There will be a candlelight picket Sunday for Peter “Bernardo” Spencer, a Jamaican immigrant who was killed after a colleague invited him to a cabin outside of Pittsburgh in December.
Pittsburgh protestsan activist group that usually focuses on police violence against black people, announced a family vigil on Twitter on Wednesday calling for people to join in their call for justice over Spencer’s unexplained death.
Spencer’s fiancée, Carmela King, said he was killed after he went camping with a friend and that he was “the only black man in the camp,” according to a GoFundMe campaign launched by King.
Pennsylvania State Troopers found a 29-year-old man dead with apparent gunshot wounds in Venango County on Dec. 12. According to the police report, the soldiers responded to the call about the shooting at 2:26 am when they found Spencer dead. in the yard of a residential building” with “obvious gunshot wounds on the body”.
Soldiers said they seized “several firearms, ballistic evidence” and “controlled substances” at the scene. The report lists one 25-year-old suspect as well as “three other identified individuals.” All four were “detained and interrogated” at the police station and all were released “until additional investigations are carried out.”

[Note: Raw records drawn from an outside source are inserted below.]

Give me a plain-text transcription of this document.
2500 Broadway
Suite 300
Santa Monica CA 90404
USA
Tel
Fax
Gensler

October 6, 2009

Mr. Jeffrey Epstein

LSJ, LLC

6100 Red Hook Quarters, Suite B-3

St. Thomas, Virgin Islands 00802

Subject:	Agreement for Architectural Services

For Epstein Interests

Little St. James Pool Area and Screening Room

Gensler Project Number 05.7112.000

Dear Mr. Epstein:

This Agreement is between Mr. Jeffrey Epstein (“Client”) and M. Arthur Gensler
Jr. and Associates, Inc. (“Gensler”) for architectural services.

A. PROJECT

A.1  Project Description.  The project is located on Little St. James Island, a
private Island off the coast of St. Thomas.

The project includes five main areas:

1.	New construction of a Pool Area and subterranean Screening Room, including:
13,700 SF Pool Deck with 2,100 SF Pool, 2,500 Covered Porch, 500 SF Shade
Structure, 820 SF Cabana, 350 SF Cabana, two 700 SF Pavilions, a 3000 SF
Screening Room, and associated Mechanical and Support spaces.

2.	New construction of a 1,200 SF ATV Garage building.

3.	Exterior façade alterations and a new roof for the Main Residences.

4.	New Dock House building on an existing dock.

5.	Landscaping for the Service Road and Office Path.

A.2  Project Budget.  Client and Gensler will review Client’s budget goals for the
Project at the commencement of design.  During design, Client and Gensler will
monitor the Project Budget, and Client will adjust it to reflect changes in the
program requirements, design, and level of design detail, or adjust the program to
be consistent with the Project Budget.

But almost two months later, Spencer’s family is still searching for answers, and a growing number of members of the community are demanding that authorities step up their investigation.
The Venango County District Attorney’s Office said in a press release that the investigation would “complete in 4-6 weeks from the Jan. 25 date,” according to CBS Pittsburgh. “Public information must be combined with a commitment to a full and thorough investigation.”
Venango County, 80 miles north of Pittsburgh, has 1.1% of its nearly 55,000 black population, according to the US Census Bureau.
According to WTAE-TV, about 100 religious and community leaders sent a letter to local and state governments calling for an investigation by state attorney general Josh Shapiro.
“Our voices will continue to move and open and speak until we know what happened to our brother,” the Rev. Larry Picken, executive director of the Pennsylvania Council of Churches, said at a press conference Wednesday. “His blood continues to cry out to us.”
Spencer’s brother, Tehila, said “something is different in this case.” He added: “They don’t want another George Floyd. They want to sweep it under the rug,” he told Yahoo News.
Spencer’s mother, Isilda Spencer-Henry, told the Jamaican newspaper The Gleaner that her son is not perfect, but “he doesn’t like anyone around him who doesn’t work.”
“He worked hard and always encouraged others to do better work,” she said.
“He was a force of nature,” Teyla Spencer told Yahoo News. “He wanted the American Dream for himself. He was always trying to improve himself.”
Calls for a closer investigation into Spencer’s death echo those in Connecticut, where two detectives from the Bridgeport Police Department were suspended for investigating the deaths of two black women.
Relatives of one of the victims, Lauren Smith-Fields, accused Bridgeport police of being “racially insensitive” to their family and not conducting a full investigation into her death.
The Spencer family hired their own medical examiner in search of answers, CBS Pittsburgh reports.
HuffPost has reached out to Spencer family attorney Paul Jubas for additional comment.